How OpenStack integrates with Ceph?

1,225 阅读16分钟

What's Ceph

Ceph uniquely delivers object, block, and file storage in one unified system.

按照官方解释,Ceph是一个提供了对象存储、块存储和文件系统服务的统一系统。具备良好的性能、可靠性和可扩展性。

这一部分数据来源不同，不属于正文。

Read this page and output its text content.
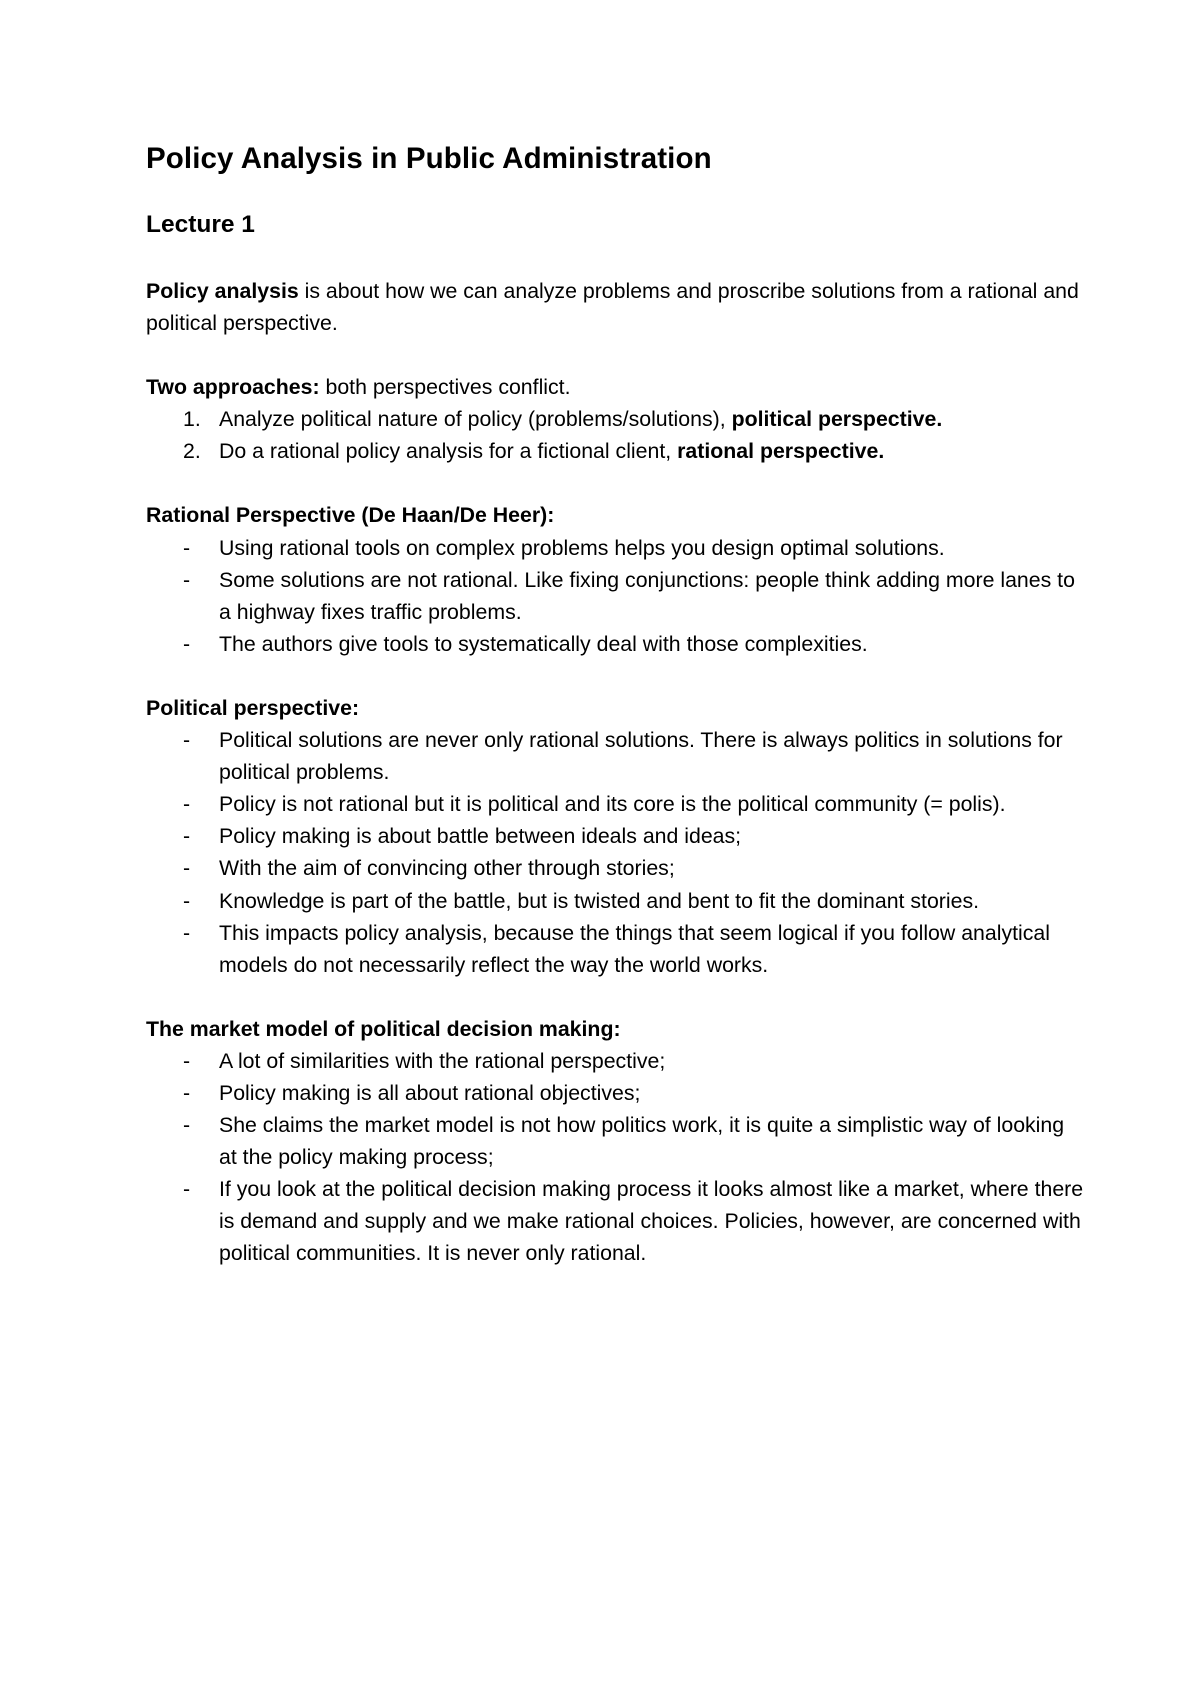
Policy Analysis in Public Administration
Lecture 1

Policy analysis is about how we can analyze problems and proscribe solutions from a rational and political perspective.

Two approaches: both perspectives conflict.

1. Analyze political nature of policy (problems/solutions), political perspective.
2. Do a rational policy analysis for a fictional client, rational perspective.

Rational Perspective (De Haan/De Heer):

- Using rational tools on complex problems helps you design optimal solutions.
- Some solutions are not rational. Like fixing conjunctions: people think adding more lanes to a highway fixes traffic problems.
- The authors give tools to systematically deal with those complexities.

Political perspective:

- Political solutions are never only rational solutions. There is always politics in solutions for political problems.
- Policy is not rational but it is political and its core is the political community (= polis).
- Policy making is about battle between ideals and ideas;
- With the aim of convincing other through stories;
- Knowledge is part of the battle, but is twisted and bent to fit the dominant stories.
- This impacts policy analysis, because the things that seem logical if you follow analytical models do not necessarily reflect the way the world works.

The market model of political decision making:

- A lot of similarities with the rational perspective;
- Policy making is all about rational objectives;
- She claims the market model is not how politics work, it is quite a simplistic way of looking at the policy making process;
- If you look at the political decision making process it looks almost like a market, where there is demand and supply and we make rational choices. Policies, however, are concerned with political communities. It is never only rational.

Ceph最早起源于Sage Weil发表的一篇论文Ceph: A Scalable, High-Performance Distributed File System. OSDI 2006: 307-320. Sage A. Weil, Scott A. Brandt, Ethan L. Miller, Darrell D. E. Long, Carlos Maltzahn:,随后贡献给了开源社区,经过数年的发展,目前得到了众多云计算厂商的支持并广泛应用。

Ceph 101

无论是希望在云平台中提供对象存储服务块存储服务,还是希望部署一个Ceph文件系统,所有的Ceph存储集群部署都要具备Ceph Node、网络(如存储网)和Ceph存储集群本身。

Ceph存储集群包含下列组件(或服务):

  • Ceph Monitor - ceph-mon,管理集群状态的映射,包括monitor映射、管理映射、OSD映射和CRUSH映射。这些映射是非常重要的用于各个Ceph守护进程之间协作的集群状态数据,此外还负责daemons和clients之间的鉴权。通常至少需要3个monitors来满足冗余和高可用性。
  • Ceph Manager - ceph-mgr,负责跟踪运行时指标和Ceph集群的当前状态,包括存储率,当前性能指标和系统负载。Ceph Manager还提供了Python模块来管理和暴露Ceph集群信息,包括Ceph Dashboard和REST API。至少需要两个manager来保证高可用。
  • Ceph OSD (Object Storage Deamon) - ceph-osd,存储数据,处理数据赋值、恢复和重新平衡,并通过检查其他Ceph OSD守护进程的心跳来向Ceph monitor和manager提供一些监控信息。通常需要至少3个Ceph OSD才能实现冗余和高可用性。
  • Ceph Metadata Server (Required when running Ceph File System clients) - ceph-mds,代表Ceph文件系统存储元数据(即Ceph块设备和Ceph对象存储不适用MDS)、Ceph的元数据服务器允许POSIX文件系统的用户来执行基本的命令(如ls、find等),而不用将这些负载置于Ceph存储集群之上。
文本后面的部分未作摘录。